The priest goes four times a year to the Ukraine, for three to four weeks each time, always in clerical garb and accompanied by a small team that includes an interpreter, cameramen, a ballistics expert and a historian. Local pastors help him track down possible witnesses who are all over 70 years old - a resource that is fast disappearing. Sometimes the team goes door-to-door asking where the Jews are buried or stops people in the street to ask if they are long time residents. Vividly etched wartime memories of the mass killings or youthful involvement in Nazi actions, sometimes under duress, spill out, as they give testimony. Desbois skillfully directs questions as he listens in a non-judgmental way.

Horses and carts were requisitioned and farmers were busied, transporting Jews to their death. Locals often had to dig ditches at least three meters deep, intended for the burial of their Jewish neighbors. Sometimes they had to trample on bodies in the mass graves to make room for more layers. Among the dead were classmates and neighbors from the village. Women sorted clothing, while children drummed on saucepans to drown out the noise of gunfire and prevent hysteria. Locals prepared and served food to the executioners so they could eat and drink next to the open graves between shifts.

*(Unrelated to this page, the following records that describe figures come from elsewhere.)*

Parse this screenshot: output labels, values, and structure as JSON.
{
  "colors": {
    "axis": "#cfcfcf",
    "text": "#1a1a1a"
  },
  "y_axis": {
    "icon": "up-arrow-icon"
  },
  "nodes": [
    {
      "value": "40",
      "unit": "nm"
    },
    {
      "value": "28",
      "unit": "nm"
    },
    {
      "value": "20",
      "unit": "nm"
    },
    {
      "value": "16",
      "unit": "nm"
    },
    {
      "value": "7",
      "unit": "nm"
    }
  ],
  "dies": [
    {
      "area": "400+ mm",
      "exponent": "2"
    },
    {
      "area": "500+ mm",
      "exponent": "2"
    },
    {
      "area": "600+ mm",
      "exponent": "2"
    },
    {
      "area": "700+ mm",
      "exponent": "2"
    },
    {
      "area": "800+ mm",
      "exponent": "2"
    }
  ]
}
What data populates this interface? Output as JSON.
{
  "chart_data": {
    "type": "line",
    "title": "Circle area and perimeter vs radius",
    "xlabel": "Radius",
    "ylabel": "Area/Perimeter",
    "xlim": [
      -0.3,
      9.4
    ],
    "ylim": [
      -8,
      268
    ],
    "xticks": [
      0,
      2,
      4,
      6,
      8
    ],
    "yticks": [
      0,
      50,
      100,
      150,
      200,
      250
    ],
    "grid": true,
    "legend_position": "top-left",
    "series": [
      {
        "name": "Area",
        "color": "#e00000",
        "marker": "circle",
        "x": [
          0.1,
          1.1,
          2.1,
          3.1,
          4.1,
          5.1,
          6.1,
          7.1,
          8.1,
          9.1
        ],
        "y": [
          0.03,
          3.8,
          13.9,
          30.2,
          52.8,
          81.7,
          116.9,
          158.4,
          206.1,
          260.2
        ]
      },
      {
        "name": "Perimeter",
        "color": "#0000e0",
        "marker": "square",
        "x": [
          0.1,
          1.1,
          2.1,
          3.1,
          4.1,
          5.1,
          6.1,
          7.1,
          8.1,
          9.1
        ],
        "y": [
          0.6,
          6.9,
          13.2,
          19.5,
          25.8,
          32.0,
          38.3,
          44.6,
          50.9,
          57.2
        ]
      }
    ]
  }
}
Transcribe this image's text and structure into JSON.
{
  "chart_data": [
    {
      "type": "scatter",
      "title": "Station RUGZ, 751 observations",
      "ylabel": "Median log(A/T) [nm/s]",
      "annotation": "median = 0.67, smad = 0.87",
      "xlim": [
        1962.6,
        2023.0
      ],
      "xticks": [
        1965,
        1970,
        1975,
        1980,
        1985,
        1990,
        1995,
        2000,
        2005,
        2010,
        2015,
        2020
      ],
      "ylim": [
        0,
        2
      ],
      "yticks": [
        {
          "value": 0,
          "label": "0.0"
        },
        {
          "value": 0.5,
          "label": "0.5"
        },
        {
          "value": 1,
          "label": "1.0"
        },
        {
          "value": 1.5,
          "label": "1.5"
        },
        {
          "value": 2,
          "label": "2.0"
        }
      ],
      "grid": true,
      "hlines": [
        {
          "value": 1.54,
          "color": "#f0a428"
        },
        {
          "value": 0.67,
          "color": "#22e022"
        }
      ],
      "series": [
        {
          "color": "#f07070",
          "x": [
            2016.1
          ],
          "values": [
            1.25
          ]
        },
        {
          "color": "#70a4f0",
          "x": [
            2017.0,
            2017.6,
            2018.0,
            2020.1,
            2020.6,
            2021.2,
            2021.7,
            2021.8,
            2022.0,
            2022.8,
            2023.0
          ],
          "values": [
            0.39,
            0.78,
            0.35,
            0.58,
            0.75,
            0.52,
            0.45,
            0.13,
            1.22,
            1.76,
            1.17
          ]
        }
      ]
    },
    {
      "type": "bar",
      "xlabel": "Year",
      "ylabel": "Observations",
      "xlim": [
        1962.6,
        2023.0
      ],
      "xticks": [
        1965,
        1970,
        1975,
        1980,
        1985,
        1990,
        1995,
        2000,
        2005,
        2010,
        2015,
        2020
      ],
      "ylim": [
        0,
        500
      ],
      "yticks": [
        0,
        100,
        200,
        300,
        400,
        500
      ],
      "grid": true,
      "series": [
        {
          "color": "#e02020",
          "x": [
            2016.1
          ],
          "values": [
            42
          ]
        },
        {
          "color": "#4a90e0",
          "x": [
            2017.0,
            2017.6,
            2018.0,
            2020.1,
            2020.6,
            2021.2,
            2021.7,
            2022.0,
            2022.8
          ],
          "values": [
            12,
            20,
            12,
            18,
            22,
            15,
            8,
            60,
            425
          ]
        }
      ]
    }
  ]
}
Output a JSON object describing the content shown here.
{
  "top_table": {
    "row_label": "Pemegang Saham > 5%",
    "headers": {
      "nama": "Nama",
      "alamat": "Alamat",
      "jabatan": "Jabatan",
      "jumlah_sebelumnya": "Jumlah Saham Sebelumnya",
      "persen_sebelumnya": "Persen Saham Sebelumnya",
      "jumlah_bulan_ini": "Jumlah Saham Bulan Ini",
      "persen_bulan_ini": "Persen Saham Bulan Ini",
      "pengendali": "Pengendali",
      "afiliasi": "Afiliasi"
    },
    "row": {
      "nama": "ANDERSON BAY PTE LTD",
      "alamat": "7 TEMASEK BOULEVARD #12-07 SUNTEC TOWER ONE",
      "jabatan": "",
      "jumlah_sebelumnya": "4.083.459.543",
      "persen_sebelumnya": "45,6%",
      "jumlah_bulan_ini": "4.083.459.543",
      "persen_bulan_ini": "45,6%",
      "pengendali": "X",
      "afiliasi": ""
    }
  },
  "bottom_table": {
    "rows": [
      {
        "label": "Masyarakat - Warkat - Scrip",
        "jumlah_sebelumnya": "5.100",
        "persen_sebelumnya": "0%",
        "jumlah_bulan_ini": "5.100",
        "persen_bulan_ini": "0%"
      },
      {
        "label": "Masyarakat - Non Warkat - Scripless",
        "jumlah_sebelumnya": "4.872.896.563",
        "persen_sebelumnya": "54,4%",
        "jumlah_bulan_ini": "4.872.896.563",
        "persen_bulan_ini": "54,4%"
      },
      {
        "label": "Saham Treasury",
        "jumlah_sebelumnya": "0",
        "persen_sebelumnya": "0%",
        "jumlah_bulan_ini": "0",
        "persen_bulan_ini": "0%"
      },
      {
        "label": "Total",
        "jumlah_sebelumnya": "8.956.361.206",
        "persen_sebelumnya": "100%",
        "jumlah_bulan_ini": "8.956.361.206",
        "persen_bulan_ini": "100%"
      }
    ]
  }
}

Victims killed by individual bullets - the usual allotment was one per person - were not always killed outright. Numerous bystander accounts verify that it often took three days for a personto die and stop moving. Desbois confirms that, "The Germans, to save ammunition, buried people alive, especially children."

Chabad emissaries are involved with ritual aspects of mass graves, erecting appropriate memorials to mark locations and ensuring that the areas are treated with the proper respect. In August 2007, during city construction that excavated the site of the old Kharkov ghetto, Chabad was required to rebury 150 charred bodies, some with bullet marks. The victims were mainly women and children who were unable to join the 8 km forced march to Drobitsky Yar, where most of Kharkov's Jews were shot and buried in December 1941. That August, Chabad also held a memorial service in Rostov-on-Don, Russia, commemorating the murder of some 30,000 Jews 65 years ago. According to reporter Dovid Zaklikowski, "Both these atrocities had faded from memory until the breakup of the Soviet Union allowed the revelation of what exactly the Nazis perpetrated following the invasion of Soviet lands in the early 1940s."

Since the dissolution of the Soviet Union, there has been increased openness and the fate of East European Jewry is receiving more media attention. On a visit to Israel in mid-November 2007 Ukraine President Viktor Yushchenko gave President Shimon Peres hundreds of declassified documents on the burial sites.

Why did the Soviets conceal the Holocaust for so long? It was most probably because Nazi atrocities, following hard upon hasty Russian withdrawals, did not reflect well on Stalin's regime. Neither did the participation of some local militias in the Nazi annihilation program. Though survivors made valiant efforts to erect memorials after World War II, these were mostly prohibited and sabotaged by the authorities. Those few that were permitted had edited out any mention of Jews.

Though we thought we had heard it all by now, a bitter surfeit of horrors is still being uncovered in Eastern Europe. From over there, the voice of our brothers' blood cries out to us from the ground and rumbles in our ears with a silent but deafening roar.

The Holocaust by Bullets exhibit just completed its engagement in Paris. It is expected that it will be in New York by the fall of 2008 at The Museumof Jewish Heritage.